Studio album by Division of Laura Lee
- Released: 4 February 2002
- Recorded: at Svenska Grammofon Studion
- Genre: Indie rock, garage rock, post-punk revival
- Length: 35:58
- Label: Burning Heart (BHR-146) US: Epitaph (82022) JP: Victor Entertainment (VICP-62149)
- Producer: Kalle Gustafsson, Don Alstherberg and Division of Laura Lee

Division of Laura Lee chronology
| At the Royal Club (1999) | Black City (2002) | Das Not Compute (2004) |

= Black City (Division of Laura Lee album) =

Black City is the debut album by Division of Laura Lee.
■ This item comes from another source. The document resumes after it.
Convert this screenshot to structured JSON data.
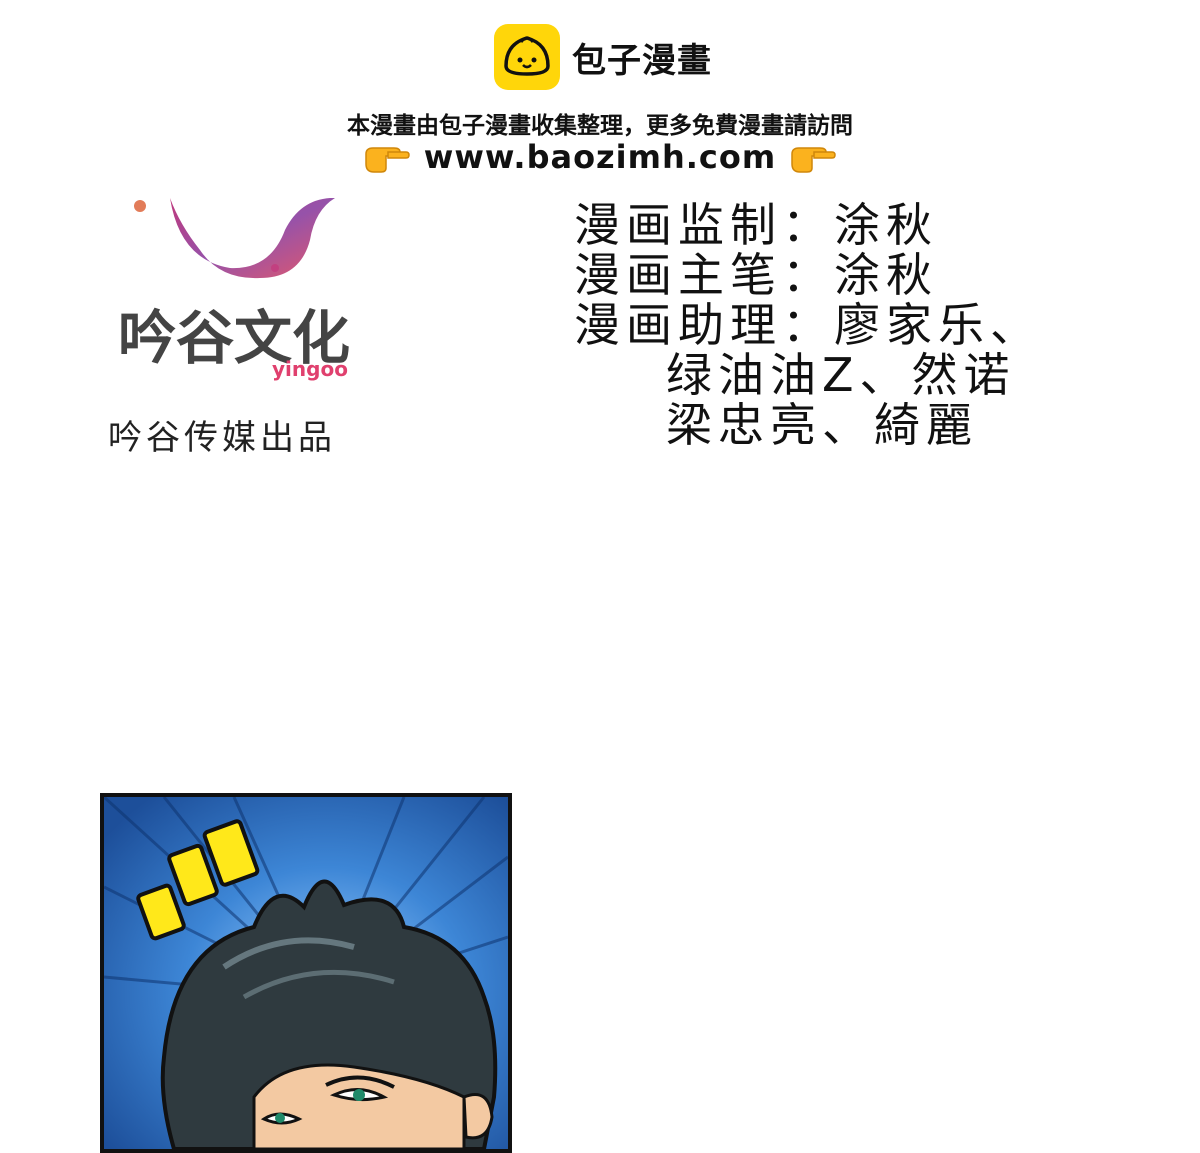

It was originally released on February 4, 2002 on Burning Heart Records. It was later released on February 19 in the US and on December 18 in Japan. It was produced by the band with the help of Kalle Gustafsson and Don Alstherberg.

Professional ratings
Review scores
| Source | Rating |
| Allmusic |  |
| Drowned in Sound | 10/10 |
| Pitchfork | 6.7/10 |
| Punknews.org |  |

==Track listing==
1. "Need to Get Some" – 3:12
2. "We've Been Planning This for Years" – 2:49
3. "Number One" – 2:56
4. "Trapped In" – 2:54
5. "Access Identity" – 2:41
6. "I Guess I'm Healed" – 3:59
7. "The Truth Is Fucked" – 3:38
8. "Black City" – 3:40
9. "I Walk on Broken Glass" – 2:01
10. "Second Rule Is" – 1:35
11. "Pretty Electric" – 3:10
12. "Wild and Crazy" – 3:28

==Personnel==
===Band members===
- Per Stålberg - Vocals, Guitar, Slide guitar, e-bow and percussion
- Jonas Gustafsson - Vocals, Bass, Fender rhodes, keyboards, piano and percussion
- Håkan Johansson - Drums and percussion
- Henrik Röstberg - Guitar, vocals and noise.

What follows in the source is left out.